NewsMax, even though it ought to have access to everything UPI sends out, didn't offer any of these commentaries on its site. It ran its own exploration of the Jeb Bush rumor on May 25, blaming the site for fanning the flames. Writer Phil Brennan includes this odd attempted attack on for saying all it was doing was investigative reporting: "As for describing its rumor mongering as 'investigative reporting,' what can one say in the face of that outlandish absurdity?" Well, one can say that passing off rumor mongering as investigative reporting is also the raison d'etre of NewsMax, and if it's good enough for NewsMax, why not for

Why did NewsMax and its fellow-travelers shy away from the Olson story? Perhaps because they would have to prove that people with a history of being friendly to them were liars. David Brock may be a turncoat in the eyes of many conservatives, but he may still be friends with the likes of Christopher Ruddy and Joseph Farah, who may be a little more gunshy about trashing him than the Wall Street Journal. At the height of the Arkansas Project when Brock was taking Scaife money for his work, Ruddy was doing his own scandal-mongering for the Scaife-owned newspaper in suburban Pittsburgh, and the Western Journalism Center, which former Scaife employee Farah co-founded, was accepting Scaife money while helping Ruddy with his work.
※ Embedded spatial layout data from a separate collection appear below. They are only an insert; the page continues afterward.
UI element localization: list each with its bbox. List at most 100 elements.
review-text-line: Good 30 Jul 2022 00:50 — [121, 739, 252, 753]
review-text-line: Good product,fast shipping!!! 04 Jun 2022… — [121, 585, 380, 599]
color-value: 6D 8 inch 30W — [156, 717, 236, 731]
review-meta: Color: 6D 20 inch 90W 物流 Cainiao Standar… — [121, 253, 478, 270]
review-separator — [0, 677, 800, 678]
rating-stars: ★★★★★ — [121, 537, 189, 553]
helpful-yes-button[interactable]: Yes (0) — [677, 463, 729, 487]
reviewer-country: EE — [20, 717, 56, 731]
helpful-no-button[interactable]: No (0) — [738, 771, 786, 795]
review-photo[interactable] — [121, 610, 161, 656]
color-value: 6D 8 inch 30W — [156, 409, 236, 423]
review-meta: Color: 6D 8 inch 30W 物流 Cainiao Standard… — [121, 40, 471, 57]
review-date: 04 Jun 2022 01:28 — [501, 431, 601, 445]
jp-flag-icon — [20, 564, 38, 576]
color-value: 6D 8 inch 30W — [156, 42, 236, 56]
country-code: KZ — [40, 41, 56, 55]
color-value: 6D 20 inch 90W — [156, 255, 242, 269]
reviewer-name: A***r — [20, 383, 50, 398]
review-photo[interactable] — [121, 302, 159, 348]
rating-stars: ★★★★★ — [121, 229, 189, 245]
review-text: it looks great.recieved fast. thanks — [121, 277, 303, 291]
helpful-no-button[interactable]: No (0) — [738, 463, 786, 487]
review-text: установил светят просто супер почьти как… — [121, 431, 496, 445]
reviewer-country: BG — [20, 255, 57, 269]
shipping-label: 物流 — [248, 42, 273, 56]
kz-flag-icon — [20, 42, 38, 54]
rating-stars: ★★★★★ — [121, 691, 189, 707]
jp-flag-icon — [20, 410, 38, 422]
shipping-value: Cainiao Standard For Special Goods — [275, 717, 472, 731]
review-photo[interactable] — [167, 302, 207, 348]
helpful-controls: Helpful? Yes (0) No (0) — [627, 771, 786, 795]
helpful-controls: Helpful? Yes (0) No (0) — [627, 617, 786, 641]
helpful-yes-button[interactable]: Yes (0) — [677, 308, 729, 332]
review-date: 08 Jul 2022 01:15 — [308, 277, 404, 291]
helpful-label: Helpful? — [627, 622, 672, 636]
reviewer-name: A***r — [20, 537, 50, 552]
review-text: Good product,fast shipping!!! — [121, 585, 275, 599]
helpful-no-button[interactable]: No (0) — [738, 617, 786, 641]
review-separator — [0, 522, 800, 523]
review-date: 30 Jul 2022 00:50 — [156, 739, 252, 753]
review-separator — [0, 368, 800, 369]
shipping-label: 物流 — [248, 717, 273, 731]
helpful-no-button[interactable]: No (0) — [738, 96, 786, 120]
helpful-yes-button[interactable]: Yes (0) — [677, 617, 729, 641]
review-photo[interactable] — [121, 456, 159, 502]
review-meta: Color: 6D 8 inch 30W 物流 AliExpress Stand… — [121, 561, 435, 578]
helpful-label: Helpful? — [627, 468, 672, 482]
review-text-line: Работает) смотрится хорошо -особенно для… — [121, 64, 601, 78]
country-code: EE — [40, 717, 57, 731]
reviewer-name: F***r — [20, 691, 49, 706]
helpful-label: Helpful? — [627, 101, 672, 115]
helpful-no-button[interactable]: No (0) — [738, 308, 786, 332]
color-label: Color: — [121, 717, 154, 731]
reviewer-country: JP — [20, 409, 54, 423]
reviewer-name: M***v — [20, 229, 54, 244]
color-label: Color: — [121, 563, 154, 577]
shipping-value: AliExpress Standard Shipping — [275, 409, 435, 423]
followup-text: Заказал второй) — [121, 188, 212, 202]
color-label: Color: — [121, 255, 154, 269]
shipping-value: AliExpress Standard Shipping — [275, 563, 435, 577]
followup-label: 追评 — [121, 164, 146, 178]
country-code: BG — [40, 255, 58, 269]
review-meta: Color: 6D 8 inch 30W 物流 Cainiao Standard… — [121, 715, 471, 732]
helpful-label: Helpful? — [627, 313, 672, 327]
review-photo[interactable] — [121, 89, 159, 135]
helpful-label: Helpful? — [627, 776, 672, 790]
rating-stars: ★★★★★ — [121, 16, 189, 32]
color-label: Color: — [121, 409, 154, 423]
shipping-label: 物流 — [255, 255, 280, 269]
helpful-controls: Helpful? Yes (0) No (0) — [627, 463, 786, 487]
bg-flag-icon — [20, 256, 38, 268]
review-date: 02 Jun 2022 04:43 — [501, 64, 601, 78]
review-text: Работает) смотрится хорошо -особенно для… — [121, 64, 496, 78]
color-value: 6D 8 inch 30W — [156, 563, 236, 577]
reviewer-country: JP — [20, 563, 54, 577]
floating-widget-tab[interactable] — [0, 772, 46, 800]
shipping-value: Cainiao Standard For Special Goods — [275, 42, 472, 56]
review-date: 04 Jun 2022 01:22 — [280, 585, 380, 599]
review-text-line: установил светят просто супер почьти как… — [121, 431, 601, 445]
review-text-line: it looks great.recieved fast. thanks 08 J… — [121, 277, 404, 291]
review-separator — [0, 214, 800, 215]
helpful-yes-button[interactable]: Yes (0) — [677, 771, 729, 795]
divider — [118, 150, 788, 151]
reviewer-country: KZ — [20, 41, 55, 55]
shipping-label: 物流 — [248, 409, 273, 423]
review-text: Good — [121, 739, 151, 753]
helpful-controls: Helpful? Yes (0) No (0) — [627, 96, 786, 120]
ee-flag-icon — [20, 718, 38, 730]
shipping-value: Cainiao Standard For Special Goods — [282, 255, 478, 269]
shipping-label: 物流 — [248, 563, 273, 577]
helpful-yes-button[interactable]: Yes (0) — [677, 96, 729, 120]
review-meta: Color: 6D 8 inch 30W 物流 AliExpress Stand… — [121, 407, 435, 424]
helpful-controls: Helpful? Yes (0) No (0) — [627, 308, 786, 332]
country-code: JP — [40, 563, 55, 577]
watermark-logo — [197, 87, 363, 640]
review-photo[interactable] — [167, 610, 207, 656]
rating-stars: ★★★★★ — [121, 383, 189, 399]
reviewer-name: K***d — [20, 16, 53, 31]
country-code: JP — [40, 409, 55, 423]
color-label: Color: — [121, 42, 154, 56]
And then there's the state trooper angle. In his Salon article questioning the journalistic value of the Arkansas Project, Conason points out that L.D. Brown, a former Arkansas state trooper best known for trying to link Bill Clinton to a drug-smuggling operation in Arkansas in the 1980s, writes in his memoirs about his contacts with Olson and the Spectator which add to the evidence that Olson didn't tell the whole truth to the Senate committee.

The problem here is that the former state troopers have, in the past, been pretty valuable to the anti-Clinton types behind the ConWeb -- and, in particular, lucrative to NewsMax, which sells audiotapes of fellow ex-trooper Larry Patterson dishing dirt on the Clintons. To question Brown's truthfulness means they would have to start questioning Patterson's, which obviously can't be permitted to happen.

To sum up: When the ConWeb wasn't ignoring the Olson case completely, it downplayed or dismissed the arguments of Olson's opponents and engaged in personal attacks against them. In other words, business as usual.